Oh and when I worked at Lehman Bros in 1981 we had a Nevelson in the reception area.
11/30/2016 Dan Moerman http://naeb.brit.org
Many years ago I was visiting a (new girl(friend)) in NYC, and it turned out that there was at the Met a storied exhibit titled something like "Primitivism" in modern art, on how modernists were inspired by African, native American, etc. art. I got a ticket, and had to wait for an hour or two. So I wandered through a few galleries, and I walked around a corner, and there in a frame about 20 by 30 inches was "Starry Night." I about blew a gasket. I'd seen that painting a million times in huge prints in friends apartments (and mine); I wasn't looking for it, it just happened. There it was. I was gobsmacked, stunned, whomped. I love art. Thank God and all the other spirits for allowing museums to happen, for public places to own things that we can all see and share. Starry Night. One of my happiest memories from what was otherwise a hard time in my life. Thanks for reminding me of it.
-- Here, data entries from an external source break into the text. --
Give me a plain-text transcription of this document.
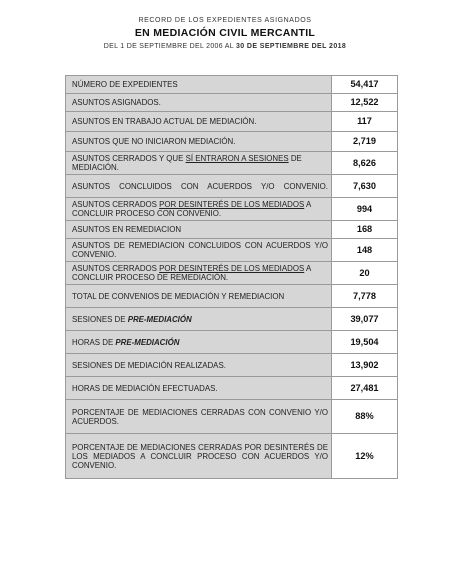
RECORD DE LOS EXPEDIENTES ASIGNADOS
EN MEDIACIÓN CIVIL MERCANTIL
DEL 1 DE SEPTIEMBRE DEL 2006 AL 30 DE SEPTIEMBRE DEL 2018
NÚMERO DE EXPEDIENTES	54,417
ASUNTOS ASIGNADOS.	12,522
ASUNTOS EN TRABAJO ACTUAL DE MEDIACIÓN.	117
ASUNTOS QUE NO INICIARON MEDIACIÓN.	2,719
ASUNTOS CERRADOS Y QUE SÍ ENTRARON A SESIONES DE MEDIACIÓN.	8,626
ASUNTOS CONCLUIDOS CON ACUERDOS Y/O CONVENIO.	7,630
ASUNTOS CERRADOS POR DESINTERÉS DE LOS MEDIADOS A CONCLUIR PROCESO CON CONVENIO.	994
ASUNTOS EN REMEDIACION	168
ASUNTOS DE REMEDIACION CONCLUIDOS CON ACUERDOS Y/O CONVENIO.	148
ASUNTOS CERRADOS POR DESINTERÉS DE LOS MEDIADOS A CONCLUIR PROCESO DE REMEDIACIÓN.	20
TOTAL DE CONVENIOS DE MEDIACIÓN Y REMEDIACION	7,778
SESIONES DE PRE-MEDIACIÓN	39,077
HORAS DE PRE-MEDIACIÓN	19,504
SESIONES DE MEDIACIÓN REALIZADAS.	13,902
HORAS DE MEDIACIÓN EFECTUADAS.	27,481
PORCENTAJE DE MEDIACIONES CERRADAS CON CONVENIO Y/O ACUERDOS.	88%
PORCENTAJE DE MEDIACIONES CERRADAS POR DESINTERÉS DE LOS MEDIADOS A CONCLUIR PROCESO CON ACUERDOS Y/O CONVENIO.	12%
12/03/2016 Walter Mason http://formcut.de/en/
This is very well put. I have often asked myself how much of contemporary art will still be hanging in museums 50, or 150 yrs from now, and the thought that most of it won't has cheered me immensely. Re. Klee: I think he is an artist that will survive the test of time. His work has grown on me, and although it used to leave me cold, I like his work more and more with every viewing. It has a freshness that is unique to him.
I am assuming that the somewhat unusual looking "upside down stairstep" bunker building I the first photo is the original home of the Whitney. If so, I can see why the fled.

At least the horrid Soviet brutalist architecture rarely surrendered function to form, but that gawdawful thing does just that, while retaining all the charm of a outer oblast bureau building.
01/24/2017 David La Touche
A small correction to Dan's comment. The museum he's referring to is the Modern,which is the home of Starry Night and where the "Primitivism" show was, not the Met.